How an Innocent Comment Can Ignite Memories of a Difficult Past
Sometimes, people with good intentions can come off as offensive.
Empathy is defined as the ability to feel what other people feel. It is a noble personality trait, as it makes people feel understood and taken care of.
I come from a big family of seven siblings: two brothers, five sisters, and our two parents. I am the second-born, and it’s safe to say that my big sister and I carried a heavy burden in maintaining our family financially. My parents were both schoolteachers, and throughout most of my childhood, my mother stayed home taking care of us kids, so we struggled a lot growing up. To make it worse, my father had some periods of unemployment. We always had food, and a good education, thanks in most part to our grandparents and extended family. But also, because to provide for the little ones, my sister and I worked since we were teenagers.
Being a teenager, having to help in providing for my family, maintaining good grades, or at least decent ones, was a lot of pressure. On the other hand, I felt good to be able to help my family in any way.
Today I am a successful professional with a well-paid, stable job, and I feel very grateful for all I’ve learned and gone through throughout my life. I am not ashamed but rather proud of my humble beginnings, and some of my co-workers know my story and where I come from.
One day at work, I was chatting with my co-workers, and somehow we ended up talking about sharing when one of my friends made a comment that kind of shocked me.
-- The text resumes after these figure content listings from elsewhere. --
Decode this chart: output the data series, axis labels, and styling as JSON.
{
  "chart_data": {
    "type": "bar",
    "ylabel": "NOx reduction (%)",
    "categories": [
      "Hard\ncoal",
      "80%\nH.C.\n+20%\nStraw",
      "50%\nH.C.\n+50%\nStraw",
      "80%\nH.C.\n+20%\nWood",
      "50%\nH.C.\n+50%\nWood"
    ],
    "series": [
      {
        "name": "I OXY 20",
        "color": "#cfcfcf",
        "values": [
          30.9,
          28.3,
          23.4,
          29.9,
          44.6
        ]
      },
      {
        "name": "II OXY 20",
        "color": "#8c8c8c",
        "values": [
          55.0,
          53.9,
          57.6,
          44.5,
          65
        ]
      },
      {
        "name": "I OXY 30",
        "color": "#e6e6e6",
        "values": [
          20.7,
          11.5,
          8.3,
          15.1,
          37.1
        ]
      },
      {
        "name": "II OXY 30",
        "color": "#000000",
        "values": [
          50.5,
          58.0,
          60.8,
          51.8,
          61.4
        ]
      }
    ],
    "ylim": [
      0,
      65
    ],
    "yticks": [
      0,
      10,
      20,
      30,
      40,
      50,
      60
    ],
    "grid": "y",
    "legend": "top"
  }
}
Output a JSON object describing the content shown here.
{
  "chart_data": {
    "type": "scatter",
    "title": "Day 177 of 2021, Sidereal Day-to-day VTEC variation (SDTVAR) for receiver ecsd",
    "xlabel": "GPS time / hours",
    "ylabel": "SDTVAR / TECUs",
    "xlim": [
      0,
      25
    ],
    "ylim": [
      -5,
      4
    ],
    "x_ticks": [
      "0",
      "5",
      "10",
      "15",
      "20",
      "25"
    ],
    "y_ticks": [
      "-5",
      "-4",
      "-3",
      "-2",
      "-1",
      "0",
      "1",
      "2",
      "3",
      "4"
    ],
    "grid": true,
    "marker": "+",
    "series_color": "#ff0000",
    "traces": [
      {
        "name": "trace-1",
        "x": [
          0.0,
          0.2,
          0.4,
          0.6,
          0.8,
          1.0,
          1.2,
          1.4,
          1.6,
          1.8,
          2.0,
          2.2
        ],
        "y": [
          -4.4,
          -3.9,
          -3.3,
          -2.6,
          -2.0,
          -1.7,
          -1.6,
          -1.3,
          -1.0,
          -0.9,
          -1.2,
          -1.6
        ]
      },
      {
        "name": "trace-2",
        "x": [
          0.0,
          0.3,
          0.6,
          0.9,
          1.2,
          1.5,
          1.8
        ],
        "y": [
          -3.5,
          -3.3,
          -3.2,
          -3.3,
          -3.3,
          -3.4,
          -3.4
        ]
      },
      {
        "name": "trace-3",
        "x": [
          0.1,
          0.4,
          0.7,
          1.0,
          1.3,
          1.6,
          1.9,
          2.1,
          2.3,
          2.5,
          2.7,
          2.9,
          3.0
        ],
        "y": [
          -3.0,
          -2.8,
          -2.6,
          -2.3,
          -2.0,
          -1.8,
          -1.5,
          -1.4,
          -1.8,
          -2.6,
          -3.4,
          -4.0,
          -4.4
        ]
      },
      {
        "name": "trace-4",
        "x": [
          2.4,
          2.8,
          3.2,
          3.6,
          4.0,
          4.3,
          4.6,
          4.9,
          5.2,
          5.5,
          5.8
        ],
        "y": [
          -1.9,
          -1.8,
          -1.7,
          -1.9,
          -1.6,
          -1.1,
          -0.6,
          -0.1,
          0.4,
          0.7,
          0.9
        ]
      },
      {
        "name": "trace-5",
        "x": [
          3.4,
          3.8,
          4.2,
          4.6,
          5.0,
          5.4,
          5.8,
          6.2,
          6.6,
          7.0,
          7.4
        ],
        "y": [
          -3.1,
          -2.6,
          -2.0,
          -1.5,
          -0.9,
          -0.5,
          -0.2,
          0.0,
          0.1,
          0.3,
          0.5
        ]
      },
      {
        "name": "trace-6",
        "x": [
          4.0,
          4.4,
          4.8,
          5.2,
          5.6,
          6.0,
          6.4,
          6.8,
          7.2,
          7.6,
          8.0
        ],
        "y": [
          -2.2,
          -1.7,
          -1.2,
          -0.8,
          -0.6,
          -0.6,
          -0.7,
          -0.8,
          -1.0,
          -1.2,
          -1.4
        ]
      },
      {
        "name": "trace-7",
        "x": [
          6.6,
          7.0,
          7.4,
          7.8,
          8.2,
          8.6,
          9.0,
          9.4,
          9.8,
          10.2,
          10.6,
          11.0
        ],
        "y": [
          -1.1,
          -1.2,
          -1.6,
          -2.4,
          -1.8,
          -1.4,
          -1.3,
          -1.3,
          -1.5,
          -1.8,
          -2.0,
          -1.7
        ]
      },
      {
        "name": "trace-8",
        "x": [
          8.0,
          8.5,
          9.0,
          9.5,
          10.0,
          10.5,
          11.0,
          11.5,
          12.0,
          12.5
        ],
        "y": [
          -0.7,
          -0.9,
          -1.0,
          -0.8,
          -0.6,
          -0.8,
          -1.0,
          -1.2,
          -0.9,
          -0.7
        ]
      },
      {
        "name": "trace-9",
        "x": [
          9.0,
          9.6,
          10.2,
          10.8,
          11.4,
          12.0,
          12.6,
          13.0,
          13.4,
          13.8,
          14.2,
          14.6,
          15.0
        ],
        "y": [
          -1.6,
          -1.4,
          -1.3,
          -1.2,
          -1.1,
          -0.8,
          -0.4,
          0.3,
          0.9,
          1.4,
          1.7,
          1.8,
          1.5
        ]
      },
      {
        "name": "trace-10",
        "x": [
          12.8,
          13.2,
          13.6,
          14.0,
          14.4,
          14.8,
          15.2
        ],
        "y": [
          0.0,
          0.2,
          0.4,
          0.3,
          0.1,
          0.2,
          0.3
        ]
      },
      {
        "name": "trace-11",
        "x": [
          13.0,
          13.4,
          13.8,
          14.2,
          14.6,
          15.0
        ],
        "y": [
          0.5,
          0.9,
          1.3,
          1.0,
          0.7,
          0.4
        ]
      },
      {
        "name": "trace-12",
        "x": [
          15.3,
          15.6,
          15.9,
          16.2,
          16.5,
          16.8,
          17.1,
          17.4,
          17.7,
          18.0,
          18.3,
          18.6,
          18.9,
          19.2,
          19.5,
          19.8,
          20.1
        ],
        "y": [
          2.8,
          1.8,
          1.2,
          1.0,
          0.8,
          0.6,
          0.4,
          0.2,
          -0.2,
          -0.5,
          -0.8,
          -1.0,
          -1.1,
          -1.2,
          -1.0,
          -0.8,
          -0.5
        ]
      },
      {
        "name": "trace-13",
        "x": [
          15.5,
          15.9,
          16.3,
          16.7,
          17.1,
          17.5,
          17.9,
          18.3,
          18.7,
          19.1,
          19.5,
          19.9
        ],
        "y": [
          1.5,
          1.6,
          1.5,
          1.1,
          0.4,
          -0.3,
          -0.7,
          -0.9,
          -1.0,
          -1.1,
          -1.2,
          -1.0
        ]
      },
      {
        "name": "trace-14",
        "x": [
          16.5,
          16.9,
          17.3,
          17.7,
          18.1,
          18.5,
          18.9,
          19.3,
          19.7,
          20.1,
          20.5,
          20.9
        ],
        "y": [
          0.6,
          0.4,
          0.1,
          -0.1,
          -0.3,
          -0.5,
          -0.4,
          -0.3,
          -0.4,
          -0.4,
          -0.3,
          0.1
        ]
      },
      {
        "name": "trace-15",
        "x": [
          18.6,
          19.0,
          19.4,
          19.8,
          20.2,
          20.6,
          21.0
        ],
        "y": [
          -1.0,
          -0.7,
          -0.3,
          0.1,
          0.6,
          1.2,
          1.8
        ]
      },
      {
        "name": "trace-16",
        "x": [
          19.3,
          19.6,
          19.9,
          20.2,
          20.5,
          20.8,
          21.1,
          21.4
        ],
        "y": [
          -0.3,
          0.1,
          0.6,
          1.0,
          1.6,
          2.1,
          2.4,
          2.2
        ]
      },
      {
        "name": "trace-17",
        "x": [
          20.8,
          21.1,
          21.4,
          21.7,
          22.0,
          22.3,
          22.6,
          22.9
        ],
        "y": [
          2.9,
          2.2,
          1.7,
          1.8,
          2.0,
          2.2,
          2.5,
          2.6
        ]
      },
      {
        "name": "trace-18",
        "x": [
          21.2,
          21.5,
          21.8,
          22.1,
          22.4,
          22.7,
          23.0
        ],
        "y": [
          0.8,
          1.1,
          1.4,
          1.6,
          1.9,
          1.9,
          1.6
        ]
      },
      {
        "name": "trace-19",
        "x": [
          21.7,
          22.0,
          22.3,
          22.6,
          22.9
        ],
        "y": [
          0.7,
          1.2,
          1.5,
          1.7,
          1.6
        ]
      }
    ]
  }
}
She said, “You and I know a lot about sharing, because we both come from big families, right?” Okay, so far, she was right, but then she added, “Remember when you had to share the cereal box with all your siblings?” I just quickly thought: No, I don’t have that memory. That was not my case. And I couldn’t answer anything. I guess she saw my confusion and quickly changed the subject. But that comment stayed with me all day.
Yes, I don’t have that specific memory, that was hers. My memory of breakfast with my family was my sister and me walking to the bakery and buying a pound of bread. Sometimes with a stick of butter. Then we’d have coffee, (we never lacked coffee, ever) with the bread and butter, or if we were lucky, Cheez Whiz.
On “the good days” — this is whenever my father was employed — we could have real cheese (American Singles), and some oatmeal or even cornmeal. Never cereal. It was too expensive for four mouths to eat it all in one sitting. Besides, we didn’t have fresh milk; we used some dehydrated instant milk. It came in a big can that lasted for months, or so it seemed to me. It was good with coffee, but not so good alone. Those were my breakfasts when I was eight through maybe twelve years old.
But there was always coffee; if you were hungry, it helped.
Our meals were equally austere, rice and beans, or spaghetti with marinara sauce. If there was meat, it was chicken thighs, of course. But there was always coffee; if you were hungry, it helped.
I spent most of my childhood with three of my sisters. We were each one year older than the other; it was only us four for about six years before the little ones came along. My brothers were born when I was ten and twelve years old, respectively. My little sister came on the day of my fifteenth birthday. By that time, when I was in high school, my big sister and I started part-time jobs to help support them.
Thanks to my grandparents, we all studied in a private school. I remember my sisters and I got benefits at the school cafeteria; they gave us free lunch every day. It was just for us, and another family of five or six siblings. They were athletes, though; we weren’t. But my big sister and I could sing, so we sang the national anthems in every school activity. I used to think that was why we were getting our free meals. Now, I really think that was the school principal’s excuse to help our family in some way.
During my high school years, I always ate my free lunch, went home, and have some coffee. And most days, that was it. I would rest, whenever I didn’t work, and homework or studies were left for the early morning, before school. For me, it was okay, the less I ate, the more there were for the little ones.
Those were my eating habits when I was growing up. There was no need to share cereal because we didn’t have any. We shared our meals; we shared sacrifices, we shared moments. So when my friend tried to be empathetic with me sharing her sharing story, she just missed. And she missed hard because she also had six siblings, but both her parents were and still are medical doctors. So I initially felt offended. How dare she compare her upbringing to mine?
You can be kind and understanding, but if you don’t feel the same as the other, you can’t force it.
My friend is a lovely person who cares a lot about other people’s feelings. In fact, she is a life coach, and I know how important it is for her to be empathetic. So I couldn’t be mad at her. I am not. But I also think that empathy is a trait that comes with you from birth and grows naturally. Not everyone is born with it. You can be kind and understanding, but if you don’t feel the same as the other, you can’t force it either. When your emotional brain can’t make a genuine empathetic comment, maybe your rational mind can bring a more appropriate response or none at all.